A Tonic for Tired Preachers

One of the things I remember about preaching Sunday in, Sunday out was the grind.  Not that I ever would have talked about it much, because preachers are supposed to love the fact and the act of preaching. 

And I did, . . . . whenever it felt good to me, or when people said genuinely-nice things about my preaching.  But anytime my sermons felt like big, fat zeros, or whenever it seemed like I was disconnected from everything and everyone important to me, it was natural to wonder if preaching was what I was supposed to be doing.  Most weeks, I didn’t have much opportunity to dwell on those kinds of questions; I had to start working on my next two sermons. 

(I know, I know, dubious assumptions, failure to acknowledge the biblical preachers who had it much rougher, etc., etc. But it still happens. Just ask your preacher in private).

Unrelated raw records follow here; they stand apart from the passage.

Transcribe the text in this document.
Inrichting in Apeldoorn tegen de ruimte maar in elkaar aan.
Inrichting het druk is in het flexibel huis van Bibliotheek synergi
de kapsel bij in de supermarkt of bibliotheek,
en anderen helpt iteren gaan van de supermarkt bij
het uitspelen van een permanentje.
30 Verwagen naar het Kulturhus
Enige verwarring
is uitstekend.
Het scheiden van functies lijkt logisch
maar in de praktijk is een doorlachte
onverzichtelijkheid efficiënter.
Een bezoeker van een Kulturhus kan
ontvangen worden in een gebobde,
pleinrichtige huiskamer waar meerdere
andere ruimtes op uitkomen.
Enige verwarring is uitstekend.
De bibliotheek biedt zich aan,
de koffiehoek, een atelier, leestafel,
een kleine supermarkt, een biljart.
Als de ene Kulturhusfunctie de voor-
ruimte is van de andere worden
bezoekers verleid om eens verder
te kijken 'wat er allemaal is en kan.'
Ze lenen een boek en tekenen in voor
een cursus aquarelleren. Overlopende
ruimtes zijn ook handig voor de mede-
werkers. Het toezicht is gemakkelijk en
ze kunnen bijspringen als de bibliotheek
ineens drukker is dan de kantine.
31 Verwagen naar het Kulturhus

I think it was my teacher Phil Slate who told me that the great Batsell Barrett Baxter used to say, “The tyranny of preaching is that Sunday comes every seven days.” I always took some comfort in knowing I wasn’t the only one.

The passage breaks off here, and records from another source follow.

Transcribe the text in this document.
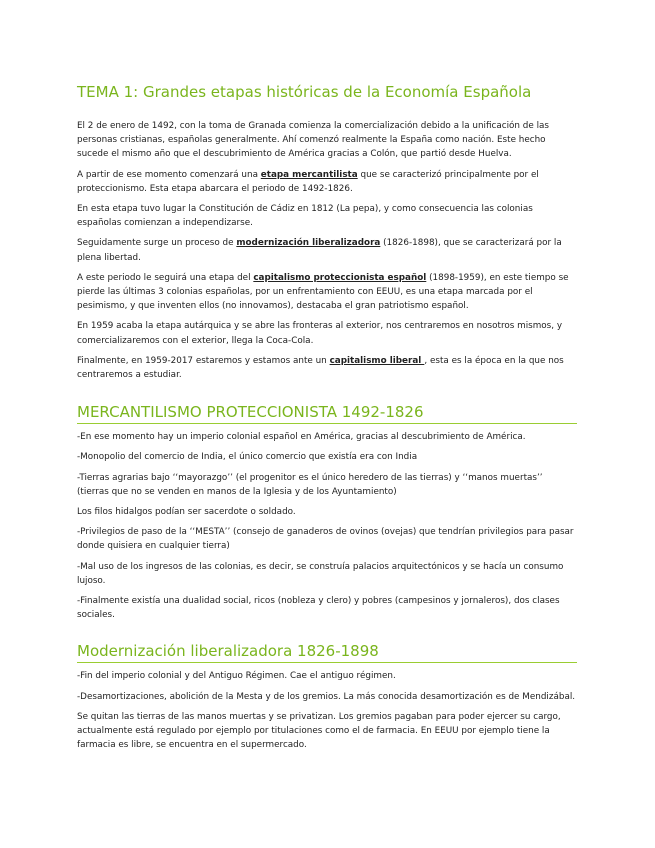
TEMA 1: Grandes etapas históricas de la Economía Española

El 2 de enero de 1492, con la toma de Granada comienza la comercialización debido a la unificación de las personas cristianas, españolas generalmente. Ahí comenzó realmente la España como nación. Este hecho sucede el mismo año que el descubrimiento de América gracias a Colón, que partió desde Huelva.

A partir de ese momento comenzará una etapa mercantilista que se caracterizó principalmente por el proteccionismo. Esta etapa abarcara el periodo de 1492-1826.

En esta etapa tuvo lugar la Constitución de Cádiz en 1812 (La pepa), y como consecuencia las colonias españolas comienzan a independizarse.

Seguidamente surge un proceso de modernización liberalizadora (1826-1898), que se caracterizará por la plena libertad.

A este periodo le seguirá una etapa del capitalismo proteccionista español (1898-1959), en este tiempo se pierde las últimas 3 colonias españolas, por un enfrentamiento con EEUU, es una etapa marcada por el pesimismo, y que inventen ellos (no innovamos), destacaba el gran patriotismo español.

En 1959 acaba la etapa autárquica y se abre las fronteras al exterior, nos centraremos en nosotros mismos, y comercializaremos con el exterior, llega la Coca-Cola.

Finalmente, en 1959-2017 estaremos y estamos ante un capitalismo liberal , esta es la época en la que nos centraremos a estudiar.

MERCANTILISMO PROTECCIONISTA 1492-1826

-En ese momento hay un imperio colonial español en América, gracias al descubrimiento de América.

-Monopolio del comercio de India, el único comercio que existía era con India

-Tierras agrarias bajo ‘‘mayorazgo’’ (el progenitor es el único heredero de las tierras) y ‘‘manos muertas’’ (tierras que no se venden en manos de la Iglesia y de los Ayuntamiento)

Los filos hidalgos podían ser sacerdote o soldado.

-Privilegios de paso de la ‘‘MESTA’’ (consejo de ganaderos de ovinos (ovejas) que tendrían privilegios para pasar donde quisiera en cualquier tierra)

-Mal uso de los ingresos de las colonias, es decir, se construía palacios arquitectónicos y se hacía un consumo lujoso.

-Finalmente existía una dualidad social, ricos (nobleza y clero) y pobres (campesinos y jornaleros), dos clases sociales.

Modernización liberalizadora 1826-1898

-Fin del imperio colonial y del Antiguo Régimen. Cae el antiguo régimen.

-Desamortizaciones, abolición de la Mesta y de los gremios. La más conocida desamortización es de Mendizábal.

Se quitan las tierras de las manos muertas y se privatizan. Los gremios pagaban para poder ejercer su cargo, actualmente está regulado por ejemplo por titulaciones como el de farmacia. En EEUU por ejemplo tiene la farmacia es libre, se encuentra en el supermercado.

Now, if you’re a preacher and any of this is sounding familiar to you, I have a book recommendation. And, no, this isn’t one of those books that you’re supposed to read because you’re supposed to have read it, and you won’t be considered a real preacher by the hot shots until you do.  Instead, this is one of those books that will send you right back into the Word and will change the perspective from which you see it. J. I. Packer called it “A powerful tonic for tired preachers—a book that digs deep into the theology, strategy, and spirituality of pulpit preaching.” Years ago, I discovered it to be all that and more. 

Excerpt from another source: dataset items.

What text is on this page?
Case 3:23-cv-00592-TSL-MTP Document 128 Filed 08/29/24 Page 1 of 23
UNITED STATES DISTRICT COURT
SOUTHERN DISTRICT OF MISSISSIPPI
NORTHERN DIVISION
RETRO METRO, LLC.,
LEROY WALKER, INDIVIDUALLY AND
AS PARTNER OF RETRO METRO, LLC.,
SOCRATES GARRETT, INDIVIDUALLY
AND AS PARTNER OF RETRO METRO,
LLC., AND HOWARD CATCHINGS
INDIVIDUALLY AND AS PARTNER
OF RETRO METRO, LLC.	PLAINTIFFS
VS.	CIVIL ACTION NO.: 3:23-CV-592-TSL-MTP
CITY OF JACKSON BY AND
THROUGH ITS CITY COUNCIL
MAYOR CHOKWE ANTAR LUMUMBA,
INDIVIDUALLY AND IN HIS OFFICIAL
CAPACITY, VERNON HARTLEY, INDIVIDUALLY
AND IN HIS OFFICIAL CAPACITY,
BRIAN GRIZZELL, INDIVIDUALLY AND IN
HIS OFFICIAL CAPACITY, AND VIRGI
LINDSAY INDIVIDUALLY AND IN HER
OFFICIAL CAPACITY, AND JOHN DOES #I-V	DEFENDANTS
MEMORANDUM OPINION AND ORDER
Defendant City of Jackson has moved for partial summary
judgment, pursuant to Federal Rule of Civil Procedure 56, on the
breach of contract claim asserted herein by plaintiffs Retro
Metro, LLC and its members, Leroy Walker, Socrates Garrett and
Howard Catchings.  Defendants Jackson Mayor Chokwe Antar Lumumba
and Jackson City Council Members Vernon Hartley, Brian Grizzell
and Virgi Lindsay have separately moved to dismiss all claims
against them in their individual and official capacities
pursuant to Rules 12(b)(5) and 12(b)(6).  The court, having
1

The book is The Supremacy of God in Preaching, by John Piper. It’s out in a revised edition now.  Mine’s a copy of the original which, after I had first discovered it--I don’t remember how or when--I would pull it off the shelf about twice each year.  It never failed to lift my eyes so that I could see again the center of the universe and source of my help.  A few snippets:

On the job of the preacher:

“It is not the job of the Christian preacher to give people moral or psychological pep talks about how to get along in the world; someone else can do that.  But most of our people have no one in the world to tell them, week in and week out, about the supreme beauty and majesty of God” (p. 12).

On the goal of preaching:

“The wonder of the gospel and the most freeing discovery this sinner has ever made is that God’s deepest commitment to be glorified and my deepest longing to be satisfied are not in conflict but in fact find simultaneous consummation in his display of and my delight in the glory of God.  Therefore the goal of preaching is the glory of God reflected in the glad submission of the human heart.  And the supremacy of God in preaching is secured by this fact:  The one who satisfies gets the glory; the one who gives the pleasure is the treasure” (p. 26).

On sappy sermons :

“He [Charles Spurgeon] said to his students: ‘We must conquer—some of us especially—our tendency to levity.  A great distinction exists between holy cheerfulness, which is a virtue, and that general levity, which is a vice.  There is a levity that has not enough heart to laugh, but trifles in everything; it is flippant, hollow, unreal.  A hearty laugh is no more levity than a hearty cry’.”  (p. 58).

So preachers, once you know what you’re going to preach next Sunday, and have spent some time with the text, I think you’d be wise to spend, say, a Thursday afternoon with Piper’s book.  Trust me on this one.

Oh, if you want to get a free sample of where Piper’s coming from and what the book is like, read his sermon by the same title here.  Good stuff!

1 comment:

  1. John Piper is a favorite author of mine. And we share a fascination with Jonathan Edwards.

    I was privileged to do a presentation for the Milwaukee Historical Association's Colonial America chapter called "Explorations of Jonathan Edwards Doctrine of the Trinity." I think it went over fairly well.